Неотвязные, липкие испарения греха, измысленного матушкой Феофилой, исходили от нее самой при каждом ее слове; уж не знаю, какой она была на самом деле — высоконравственной или порочной, — но мыслями о грехе упивалась сверх всякой меры и помимо своей воли повсюду оставляла за собой острый запашок сладострастия, к которому ее воспитанницы чутко принюхивались — кто с интересом, а кто и со злорадством.

Не обращая внимания на болтовню матушки Феофилы, на ее визиты к директрисе и на появление самой директрисы у нас в классе, я засыпала прямо за партой, «усталая, — по выражению моей матери, — как тысяча мужиков, и разбитая, как целое полчище солдат», — засыпала, не выдержав напора ослепительных световых струй, которые, врываясь в класс, застывали в тяжкой, лишенной сновидений дреме.

— К великому моему сожалению, добрая моя матушка Феофила, я вынуждена передать вам с рук на руки сию паршивую овечку; поступайте с нею, как хотите; ее уже выгоняли из трех школ за неблаговидные поступки, но, поскольку наше заведение славится милосердием, как нам не дать, добрая моя матушка, последнюю возможность исправиться этому бедному ребенку?

— Мы очень рады, преподобная матушка, — ответствовала Феофила, ущипнув за локоть Луизетту Дени, которая, скорчив злобную гримасу, пересела на мою парту.

— Парочка идиоток! — зашептала она мне на ухо. — Болтливы как сороки, целый день только и делают, что треплются, нужно поскорей сматываться отсюда…

Однако она не только никуда не смоталась, но и сумела заразить весь класс духом такого бунтарства, что мне уже не пришлось спать во время уроков. Матушка Феофила вынуждена была отступить под натиском этой отличницы.

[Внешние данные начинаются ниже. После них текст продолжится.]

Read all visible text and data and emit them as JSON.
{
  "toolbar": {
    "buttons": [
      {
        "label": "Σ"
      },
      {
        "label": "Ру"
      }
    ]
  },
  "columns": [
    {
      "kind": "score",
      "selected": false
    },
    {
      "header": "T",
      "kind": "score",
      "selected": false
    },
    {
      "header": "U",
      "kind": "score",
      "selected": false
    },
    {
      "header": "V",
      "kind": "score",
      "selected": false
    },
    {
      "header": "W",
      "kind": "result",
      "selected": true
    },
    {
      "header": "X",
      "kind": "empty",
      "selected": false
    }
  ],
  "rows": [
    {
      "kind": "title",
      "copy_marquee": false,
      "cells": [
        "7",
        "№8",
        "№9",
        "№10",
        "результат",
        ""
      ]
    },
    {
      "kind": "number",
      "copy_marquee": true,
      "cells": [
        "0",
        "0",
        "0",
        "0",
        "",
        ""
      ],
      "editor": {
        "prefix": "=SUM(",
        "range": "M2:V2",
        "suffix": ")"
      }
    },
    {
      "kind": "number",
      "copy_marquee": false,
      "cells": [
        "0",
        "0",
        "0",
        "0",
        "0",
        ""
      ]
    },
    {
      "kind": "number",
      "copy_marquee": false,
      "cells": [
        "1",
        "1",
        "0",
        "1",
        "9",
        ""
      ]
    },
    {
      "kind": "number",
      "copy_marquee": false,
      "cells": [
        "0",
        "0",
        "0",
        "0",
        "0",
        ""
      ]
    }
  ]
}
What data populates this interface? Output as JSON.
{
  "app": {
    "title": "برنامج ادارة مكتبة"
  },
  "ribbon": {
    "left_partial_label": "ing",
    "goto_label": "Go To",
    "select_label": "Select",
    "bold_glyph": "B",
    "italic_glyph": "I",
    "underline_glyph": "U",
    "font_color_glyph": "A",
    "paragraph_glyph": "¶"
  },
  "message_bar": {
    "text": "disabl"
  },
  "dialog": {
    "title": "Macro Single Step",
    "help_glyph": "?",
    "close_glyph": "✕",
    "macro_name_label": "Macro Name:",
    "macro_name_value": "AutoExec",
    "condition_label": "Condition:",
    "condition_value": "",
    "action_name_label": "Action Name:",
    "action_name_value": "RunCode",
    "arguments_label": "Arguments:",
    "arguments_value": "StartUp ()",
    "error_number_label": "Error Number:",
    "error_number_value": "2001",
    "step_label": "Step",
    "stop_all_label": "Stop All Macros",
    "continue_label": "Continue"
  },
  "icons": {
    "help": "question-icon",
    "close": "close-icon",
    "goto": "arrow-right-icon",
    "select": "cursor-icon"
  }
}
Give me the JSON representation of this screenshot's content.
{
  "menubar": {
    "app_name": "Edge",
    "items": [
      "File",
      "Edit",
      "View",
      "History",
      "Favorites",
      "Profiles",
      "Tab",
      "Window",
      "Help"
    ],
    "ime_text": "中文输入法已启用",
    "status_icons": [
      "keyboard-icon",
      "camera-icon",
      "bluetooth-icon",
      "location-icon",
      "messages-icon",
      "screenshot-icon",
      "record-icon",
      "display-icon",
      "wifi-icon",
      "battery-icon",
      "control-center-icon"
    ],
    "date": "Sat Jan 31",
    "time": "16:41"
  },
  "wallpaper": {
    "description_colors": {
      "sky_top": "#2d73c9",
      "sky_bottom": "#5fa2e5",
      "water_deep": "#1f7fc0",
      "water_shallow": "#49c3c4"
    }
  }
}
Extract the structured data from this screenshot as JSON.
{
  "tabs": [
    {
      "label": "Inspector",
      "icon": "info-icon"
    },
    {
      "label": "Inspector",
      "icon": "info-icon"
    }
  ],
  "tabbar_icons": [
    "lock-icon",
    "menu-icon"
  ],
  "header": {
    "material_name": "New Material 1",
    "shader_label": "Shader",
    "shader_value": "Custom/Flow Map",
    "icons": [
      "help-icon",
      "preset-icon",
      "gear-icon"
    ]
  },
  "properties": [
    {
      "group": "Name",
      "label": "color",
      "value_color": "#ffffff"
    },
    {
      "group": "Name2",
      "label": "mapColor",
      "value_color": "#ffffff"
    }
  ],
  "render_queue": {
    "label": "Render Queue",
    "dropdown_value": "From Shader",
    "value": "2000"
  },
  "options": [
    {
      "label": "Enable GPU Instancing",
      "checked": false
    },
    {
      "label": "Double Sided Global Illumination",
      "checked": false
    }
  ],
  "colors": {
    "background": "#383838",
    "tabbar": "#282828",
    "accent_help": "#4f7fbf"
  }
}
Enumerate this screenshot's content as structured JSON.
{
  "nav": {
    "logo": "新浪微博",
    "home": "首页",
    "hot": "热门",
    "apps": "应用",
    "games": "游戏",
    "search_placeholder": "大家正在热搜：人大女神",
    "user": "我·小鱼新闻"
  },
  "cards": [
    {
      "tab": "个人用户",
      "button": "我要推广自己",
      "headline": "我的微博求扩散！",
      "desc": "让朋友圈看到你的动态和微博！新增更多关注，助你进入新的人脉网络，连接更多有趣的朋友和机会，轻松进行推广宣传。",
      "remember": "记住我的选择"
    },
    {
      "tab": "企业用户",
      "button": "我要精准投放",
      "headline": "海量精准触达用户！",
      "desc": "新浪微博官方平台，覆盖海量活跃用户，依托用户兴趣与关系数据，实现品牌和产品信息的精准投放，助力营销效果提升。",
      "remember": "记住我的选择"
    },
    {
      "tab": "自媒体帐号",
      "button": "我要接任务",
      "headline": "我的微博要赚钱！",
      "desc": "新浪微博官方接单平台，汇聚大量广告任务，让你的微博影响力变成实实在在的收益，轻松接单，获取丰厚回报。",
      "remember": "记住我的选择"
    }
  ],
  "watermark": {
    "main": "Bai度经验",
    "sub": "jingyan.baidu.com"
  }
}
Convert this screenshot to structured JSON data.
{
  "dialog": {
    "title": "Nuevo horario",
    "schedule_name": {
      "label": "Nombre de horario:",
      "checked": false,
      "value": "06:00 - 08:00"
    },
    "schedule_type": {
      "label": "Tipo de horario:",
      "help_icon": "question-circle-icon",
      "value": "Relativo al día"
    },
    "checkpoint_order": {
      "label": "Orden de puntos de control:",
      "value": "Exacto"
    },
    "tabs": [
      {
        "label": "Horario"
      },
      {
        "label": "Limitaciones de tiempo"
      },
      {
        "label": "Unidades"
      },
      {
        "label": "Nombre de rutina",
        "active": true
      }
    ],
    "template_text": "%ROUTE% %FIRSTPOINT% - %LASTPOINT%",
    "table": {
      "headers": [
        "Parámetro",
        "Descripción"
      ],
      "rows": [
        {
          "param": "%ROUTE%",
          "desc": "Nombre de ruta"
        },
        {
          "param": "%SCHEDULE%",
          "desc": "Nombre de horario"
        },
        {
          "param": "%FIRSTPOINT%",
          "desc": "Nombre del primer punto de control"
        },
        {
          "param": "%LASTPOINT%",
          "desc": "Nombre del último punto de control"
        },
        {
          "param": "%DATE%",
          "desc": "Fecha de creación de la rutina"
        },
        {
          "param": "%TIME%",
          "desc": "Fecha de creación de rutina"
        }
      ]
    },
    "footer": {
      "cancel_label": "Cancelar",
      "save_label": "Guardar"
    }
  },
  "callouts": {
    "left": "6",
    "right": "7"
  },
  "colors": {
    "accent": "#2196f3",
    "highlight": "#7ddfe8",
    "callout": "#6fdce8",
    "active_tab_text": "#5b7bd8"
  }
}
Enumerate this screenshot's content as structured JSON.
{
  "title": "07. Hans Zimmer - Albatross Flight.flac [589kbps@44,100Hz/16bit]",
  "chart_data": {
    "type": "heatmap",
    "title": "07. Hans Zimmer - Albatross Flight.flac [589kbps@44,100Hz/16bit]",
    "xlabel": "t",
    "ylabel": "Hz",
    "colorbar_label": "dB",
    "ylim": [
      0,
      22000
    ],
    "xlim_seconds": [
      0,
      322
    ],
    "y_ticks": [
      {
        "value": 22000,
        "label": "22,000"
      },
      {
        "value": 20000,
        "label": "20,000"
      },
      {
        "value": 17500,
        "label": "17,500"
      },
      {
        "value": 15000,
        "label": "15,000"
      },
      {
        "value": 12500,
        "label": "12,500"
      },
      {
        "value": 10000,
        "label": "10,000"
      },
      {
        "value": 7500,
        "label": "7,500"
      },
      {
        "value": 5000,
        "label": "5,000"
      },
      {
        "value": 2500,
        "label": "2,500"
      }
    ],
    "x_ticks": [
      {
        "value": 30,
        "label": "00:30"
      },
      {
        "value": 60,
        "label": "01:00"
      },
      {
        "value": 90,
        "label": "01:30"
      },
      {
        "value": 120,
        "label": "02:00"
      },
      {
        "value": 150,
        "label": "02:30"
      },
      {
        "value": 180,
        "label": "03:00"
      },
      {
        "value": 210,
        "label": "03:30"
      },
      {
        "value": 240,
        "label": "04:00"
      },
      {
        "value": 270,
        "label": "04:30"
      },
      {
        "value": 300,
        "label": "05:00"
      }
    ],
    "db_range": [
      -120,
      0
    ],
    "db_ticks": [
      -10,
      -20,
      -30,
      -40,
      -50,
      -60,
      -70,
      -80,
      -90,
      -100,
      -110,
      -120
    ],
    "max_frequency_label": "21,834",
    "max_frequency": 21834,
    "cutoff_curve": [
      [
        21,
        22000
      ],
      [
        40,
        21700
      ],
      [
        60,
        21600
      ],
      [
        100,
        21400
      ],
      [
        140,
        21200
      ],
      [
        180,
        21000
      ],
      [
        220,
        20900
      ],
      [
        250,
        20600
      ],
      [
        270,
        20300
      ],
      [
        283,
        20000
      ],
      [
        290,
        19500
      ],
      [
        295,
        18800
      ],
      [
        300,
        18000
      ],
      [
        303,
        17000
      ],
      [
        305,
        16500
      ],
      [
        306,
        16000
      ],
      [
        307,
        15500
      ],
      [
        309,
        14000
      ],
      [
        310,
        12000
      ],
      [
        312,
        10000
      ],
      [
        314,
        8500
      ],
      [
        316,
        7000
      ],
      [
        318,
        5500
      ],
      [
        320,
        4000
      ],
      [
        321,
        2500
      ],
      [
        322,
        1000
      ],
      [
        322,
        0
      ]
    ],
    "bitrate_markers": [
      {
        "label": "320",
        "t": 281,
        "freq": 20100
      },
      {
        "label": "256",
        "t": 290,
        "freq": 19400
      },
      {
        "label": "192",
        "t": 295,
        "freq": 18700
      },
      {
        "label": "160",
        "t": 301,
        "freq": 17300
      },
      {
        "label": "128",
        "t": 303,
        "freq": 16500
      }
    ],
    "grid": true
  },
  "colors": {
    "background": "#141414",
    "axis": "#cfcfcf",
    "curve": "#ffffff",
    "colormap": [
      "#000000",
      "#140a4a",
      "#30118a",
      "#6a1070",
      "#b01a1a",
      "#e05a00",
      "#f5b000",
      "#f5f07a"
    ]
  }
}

— Господь щедро одарил вас частицей божественного своего разума, но забыл отделить в душе вашей доброе зерно от плевел… Матушка директриса сказала, что вы так бесчинно вели себя нынче утром в коридоре, что она не могла поверить ушам споим… Извинитесь же перед нею, Луизетта, немедля извинитесь…

Дни Луизетты проходили в сплошных прогулах, за которыми, однако, никогда не следовало никаких извинений, и, наблюдая ее стремительную беготню по коридорам, я чувствовала, как во мне самой пробуждаются уснувшие было демоны. В Серафине я любила ребенка, в Луизетте полюбила старшую сестру, к тому же куда более независимую, чем я сама, и если мне оказалось не под силу уберечь первую из них от несправедливости и жестокости, то теперь я могла вместе со второй, всегда готовой к бою, рвать на куски завесу ненавистной мне власти.

В тех случаях, когда матушка Феофила осмеливалась замахнуться на Луизетту указкой, та, по ее собственному выражению, начинала «защищаться, как тигр, и визжать, как чертенок, которому прищемили хвост»; она успела перебить немало тарелок о голову своей мачехи, которую терпеть не могла, она способна была запросто свернуть шею любой из своих сестер, она вообще не боялась никого на свете — ни бога, ни людей.